Although these conditions can be detected by urodynamics, they are generally treated conservatively and medically. If treatment is being considered, history and FM findings can often provide sufficient information, and urodynamics is unnecessary.

However, urodynamic examinations are necessary in the following cases:

-Possibility of neuropathic bladder

- Difficulty urinating (possibility of bladder outlet obstruction)

-History and symptom incompatibility

-Before surgical treatment (detrusor over- or insufficient activity, outflow obstruction and painful bladder exclusion)

-In case of conservative, pharmacological and surgical treatment failures.

IMAGING TECHNIQUES:

Upper urinary tract imaging is not necessary except for neurogenic urinary incontinence.

Imaging indications:

-Neurogenic IC. ,Risk of renal damage

-CHRONIC RETENTION RIC. (Overflow type urinary incontinence)

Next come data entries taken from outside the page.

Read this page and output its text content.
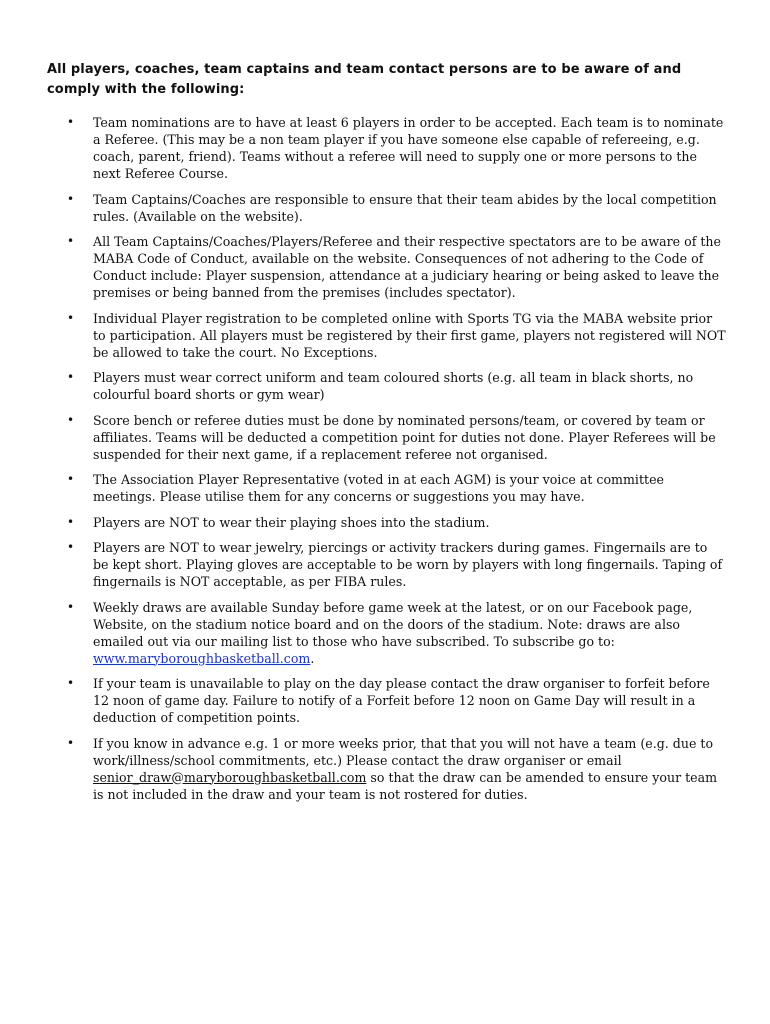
All players, coaches, team captains and team contact persons are to be aware of and comply with the following:

• Team nominations are to have at least 6 players in order to be accepted. Each team is to nominate a Referee. (This may be a non team player if you have someone else capable of refereeing, e.g. coach, parent, friend). Teams without a referee will need to supply one or more persons to the next Referee Course.
• Team Captains/Coaches are responsible to ensure that their team abides by the local competition rules. (Available on the website).
• All Team Captains/Coaches/Players/Referee and their respective spectators are to be aware of the MABA Code of Conduct, available on the website. Consequences of not adhering to the Code of Conduct include: Player suspension, attendance at a judiciary hearing or being asked to leave the premises or being banned from the premises (includes spectator).
• Individual Player registration to be completed online with Sports TG via the MABA website prior to participation. All players must be registered by their first game, players not registered will NOT be allowed to take the court. No Exceptions.
• Players must wear correct uniform and team coloured shorts (e.g. all team in black shorts, no colourful board shorts or gym wear)
• Score bench or referee duties must be done by nominated persons/team, or covered by team or affiliates. Teams will be deducted a competition point for duties not done. Player Referees will be suspended for their next game, if a replacement referee not organised.
• The Association Player Representative (voted in at each AGM) is your voice at committee meetings. Please utilise them for any concerns or suggestions you may have.
• Players are NOT to wear their playing shoes into the stadium.
• Players are NOT to wear jewelry, piercings or activity trackers during games. Fingernails are to be kept short. Playing gloves are acceptable to be worn by players with long fingernails. Taping of fingernails is NOT acceptable, as per FIBA rules.
• Weekly draws are available Sunday before game week at the latest, or on our Facebook page, Website, on the stadium notice board and on the doors of the stadium. Note: draws are also emailed out via our mailing list to those who have subscribed. To subscribe go to: www.maryboroughbasketball.com.
• If your team is unavailable to play on the day please contact the draw organiser to forfeit before 12 noon of game day. Failure to notify of a Forfeit before 12 noon on Game Day will result in a deduction of competition points.
• If you know in advance e.g. 1 or more weeks prior, that that you will not have a team (e.g. due to work/illness/school commitments, etc.) Please contact the draw organiser or email senior_draw@maryboroughbasketball.com so that the draw can be amended to ensure your team is not included in the draw and your team is not rostered for duties.
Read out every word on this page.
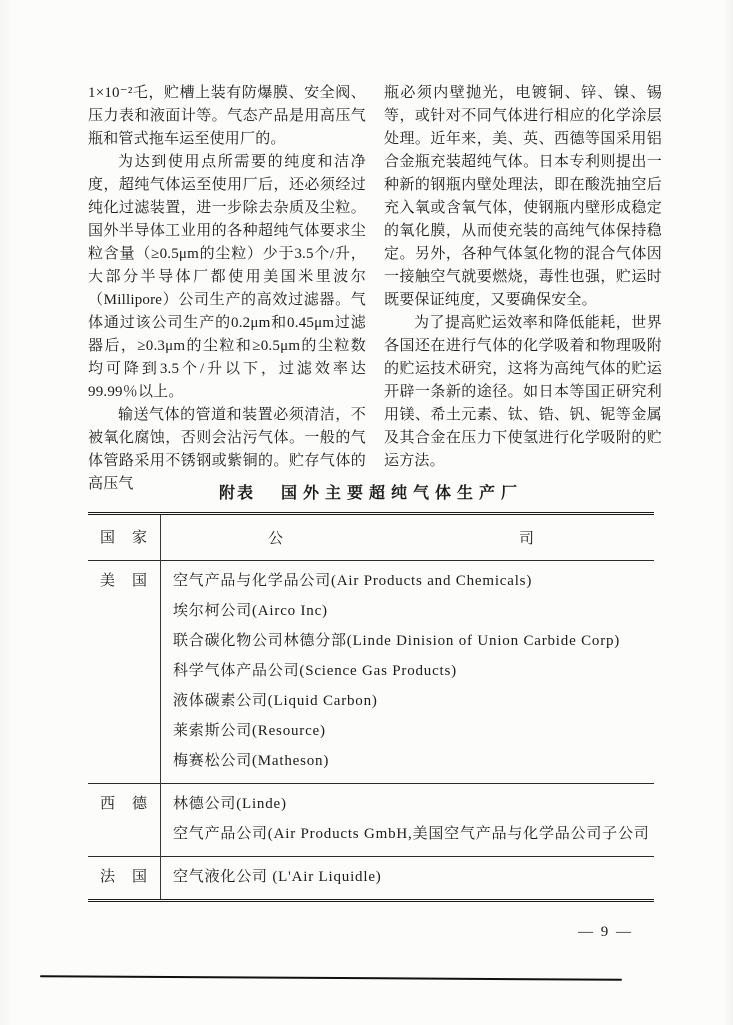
1×10⁻²乇，贮槽上装有防爆膜、安全阀、压力表和液面计等。气态产品是用高压气瓶和管式拖车运至使用厂的。

为达到使用点所需要的纯度和洁净度，超纯气体运至使用厂后，还必须经过纯化过滤装置，进一步除去杂质及尘粒。国外半导体工业用的各种超纯气体要求尘粒含量（≥0.5μm的尘粒）少于3.5个/升，大部分半导体厂都使用美国米里波尔（Millipore）公司生产的高效过滤器。气体通过该公司生产的0.2μm和0.45μm过滤器后，≥0.3μm的尘粒和≥0.5μm的尘粒数均可降到3.5个/升以下，过滤效率达99.99％以上。

输送气体的管道和装置必须清洁，不被氧化腐蚀，否则会沾污气体。一般的气体管路采用不锈钢或紫铜的。贮存气体的高压气

瓶必须内壁抛光，电镀铜、锌、镍、锡等，或针对不同气体进行相应的化学涂层处理。近年来，美、英、西德等国采用铝合金瓶充装超纯气体。日本专利则提出一种新的钢瓶内壁处理法，即在酸洗抽空后充入氧或含氧气体，使钢瓶内壁形成稳定的氧化膜，从而使充装的高纯气体保持稳定。另外，各种气体氢化物的混合气体因一接触空气就要燃烧，毒性也强，贮运时既要保证纯度，又要确保安全。

为了提高贮运效率和降低能耗，世界各国还在进行气体的化学吸着和物理吸附的贮运技术研究，这将为高纯气体的贮运开辟一条新的途径。如日本等国正研究利用镁、希土元素、钛、锆、钒、铌等金属及其合金在压力下使氢进行化学吸附的贮运方法。

附表 国外主要超纯气体生产厂
国　家	公	司
美　国	空气产品与化学品公司(Air Products and Chemicals)
埃尔柯公司(Airco Inc)
联合碳化物公司林德分部(Linde Dinision of Union Carbide Corp)
科学气体产品公司(Science Gas Products)
液体碳素公司(Liquid Carbon)
莱索斯公司(Resource)
梅赛松公司(Matheson)
西　德	林德公司(Linde)
空气产品公司(Air Products GmbH,美国空气产品与化学品公司子公司
法　国	空气液化公司 (L'Air Liquidle)
— 9 —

-Extra urethral IC due to upper urinary tract anomalies. Suspicion.

URINARY INCONOCE TREATMENTS:

For urge urinary incontinence:

1- Bladder training and exercises

2-Oral bladder relaxant drugs.

3-Drugs administered intra-bladder (botox, etc.)

In Stress Type urinary incontinence:

1-Pelvic floor exercises in mild types

2- In moderate and advanced cases, sling surgeries applied to the urethra.